Set list Foster The People: “Coming Of Age”, “A Beginner’s Guide To Destroying The Moon”, “Loyal Like Sid & Nancy”, “Pay The Man”, “Life On The Nickel”, “Waste”, “Pseudologia Fantastica”, “Harden The Paint”, “Are You What You Want To Be?”, “Houdini”, “Call It What What You Want”, “Nevermind”, “Helena Beat”, “Don’t Stop (Color On The Walls)”, “Lotus Eater/Blitzkrieg Bop”, “Time To Get Closer”, “Pumped Up Kicks” e “Sit Next Tom Me”.
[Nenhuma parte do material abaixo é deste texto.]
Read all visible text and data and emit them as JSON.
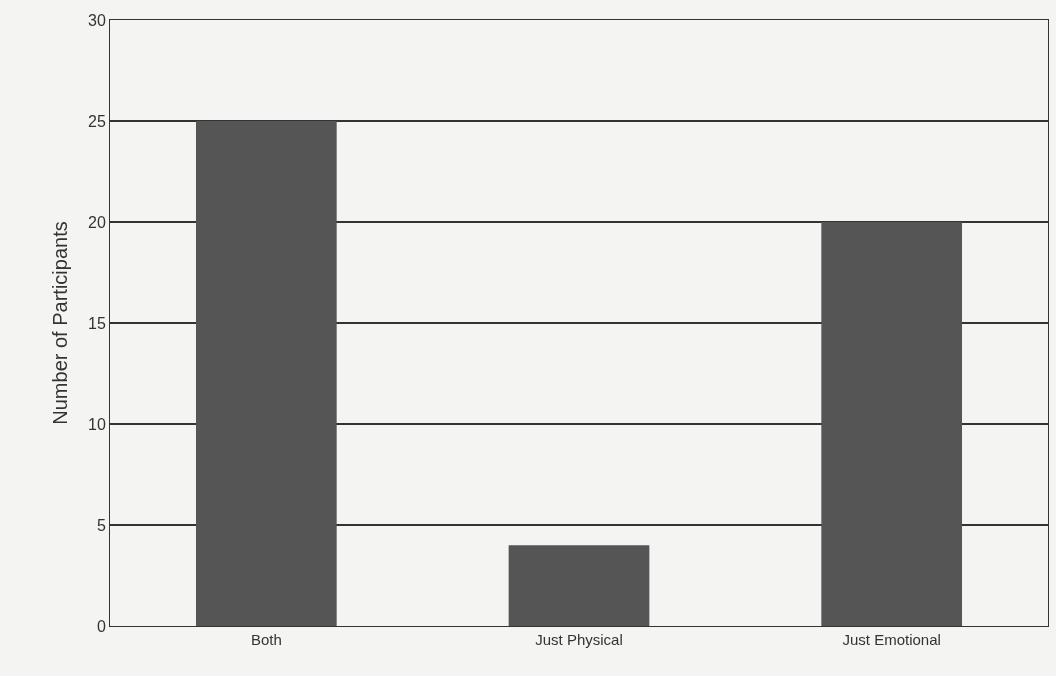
{
  "chart_data": {
    "type": "bar",
    "ylabel": "Number of Participants",
    "categories": [
      "Both",
      "Just Physical",
      "Just Emotional"
    ],
    "values": [
      25,
      4,
      20
    ],
    "color": "#555555",
    "ylim": [
      0,
      30
    ],
    "yticks": [
      0,
      5,
      10,
      15,
      20,
      25,
      30
    ],
    "grid": "y"
  }
}
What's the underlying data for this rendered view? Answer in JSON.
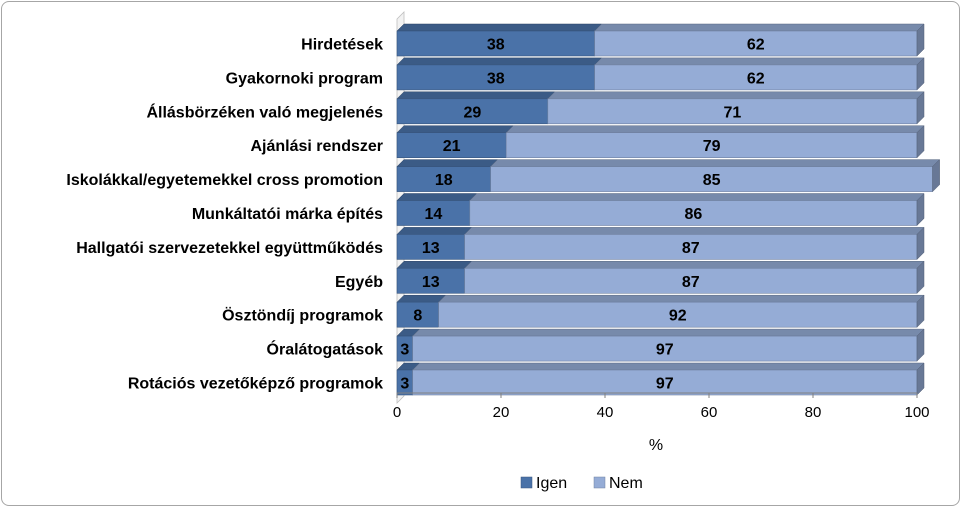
{
  "chart_data": {
    "type": "bar",
    "orientation": "horizontal",
    "stacked": true,
    "three_d": true,
    "categories": [
      "Hirdetések",
      "Gyakornoki program",
      "Állásbörzéken való megjelenés",
      "Ajánlási rendszer",
      "Iskolákkal/egyetemekkel cross promotion",
      "Munkáltatói márka építés",
      "Hallgatói szervezetekkel együttműködés",
      "Egyéb",
      "Ösztöndíj programok",
      "Óralátogatások",
      "Rotációs vezetőképző programok"
    ],
    "series": [
      {
        "name": "Igen",
        "color": "#4a72a8",
        "values": [
          38,
          38,
          29,
          21,
          18,
          14,
          13,
          13,
          8,
          3,
          3
        ]
      },
      {
        "name": "Nem",
        "color": "#95acd6",
        "values": [
          62,
          62,
          71,
          79,
          85,
          86,
          87,
          87,
          92,
          97,
          97
        ]
      }
    ],
    "xlabel": "%",
    "xlim": [
      0,
      100
    ],
    "xticks": [
      0,
      20,
      40,
      60,
      80,
      100
    ],
    "grid": false,
    "legend_position": "bottom"
  }
}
Set list Noel Gallagher: “Fort Knox”, “Holy Mountain”, “Keep On Reaching”, “It’s a Beautiful World”, “In The Heat Of The Moment”, “If I Had a Gun…”, “Dream On”, “Little By Little”, “Whatever”, “The Man Who Built The Moon”, “She Taught Me How To Fly”, “Half The World Away”, “Wonderwall”, “AKA… What a Life!”, “The Right Stuff”, “Go Let It Out”, “Don’t Look Back In Anger” e “All You Need Is Love”.